When observed faithfully and progressively, Advent can prepare us for a Christmas celebration filled with mystical wonder and deep meaning, a spiritual communion that far exceeds the buzz of shallow commercialism.

By Barry Howard

In the rural church of my upbringing, we didn’t observe Advent. We jumped directly from Thanksgiving to Christmas. In our close-knit congregation, the non-negotiable liturgical dates on our church calendar other than Christmas and Easter were Church Conference after worship service on the first Sunday, Gospel Singing on the fourth Sunday night, Revival during the second full week in August, and Homecoming the last Sunday in July. Advent, Epiphany, Lent, Passover and Pentecost were nowhere to be found.

During my early years as a minister, I was introduced to the colors and candles of Advent and my journey toward Christmas changed drastically.
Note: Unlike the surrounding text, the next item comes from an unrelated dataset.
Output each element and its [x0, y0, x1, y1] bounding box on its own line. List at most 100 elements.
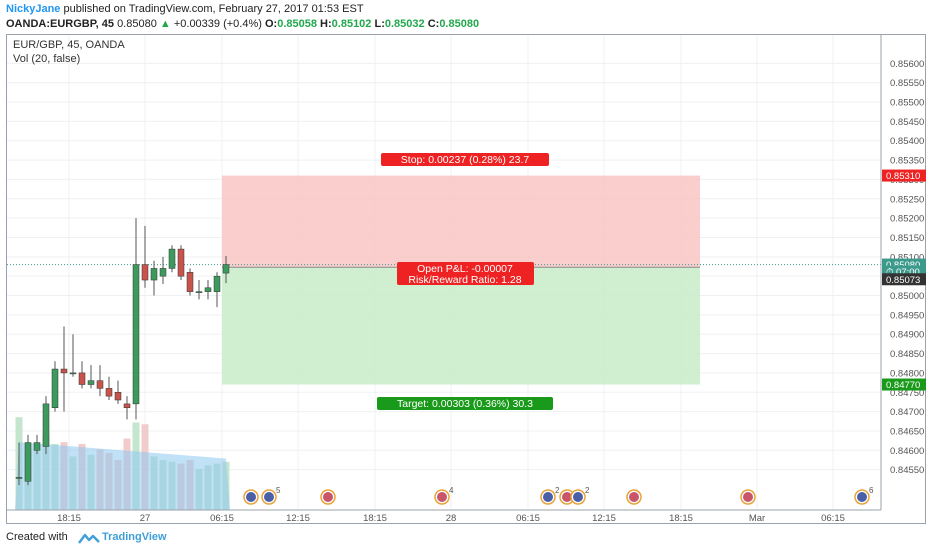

Today, I am convinced more than ever that as mission-driven Christians who live in a market-driven culture, we need the contemplative disciplines of Advent to keep us alert to deceptive forces like materialism, busyness, and greed, which are all illusive Grinches who would love to steal the core message of the season and replace it with superficial slogans and glittery counterfeits.

For the Christian, the season of Advent calls us to a progressive journey toward Christmas. When our days are seasoned with prayer and saturated in expectation, we tend to think about Christmas differently than the rest of the world. Advent has a way of rescuing us from the relentless anxiety of trying to meet all of the cultural expectations of Christmas.

This year in our church we will count down the days until Christmas by listening to the prophets, singing the carols, re-reading the Gospels and lighting the candles that refuel our peace, hope, love and joy. Then we will be better prepared to sense the anxiety of Mary and Joseph, to feel the labor pains of God, to celebrate the birth of the world’s most renowned newborn, and to hear both the singing of angels and the sound of Rachel weeping. This gradual journey called Advent culminates when the Christ candle is lighted and the Christmas Star shines over the manger in Bethlehem.

If we dare to journey through this season one day at a time, reassessing the promises of the prophets and revisiting the nativity narrative of the gospels, we may discover that we are better prepared to follow Christ from the cradle to the cross and beyond.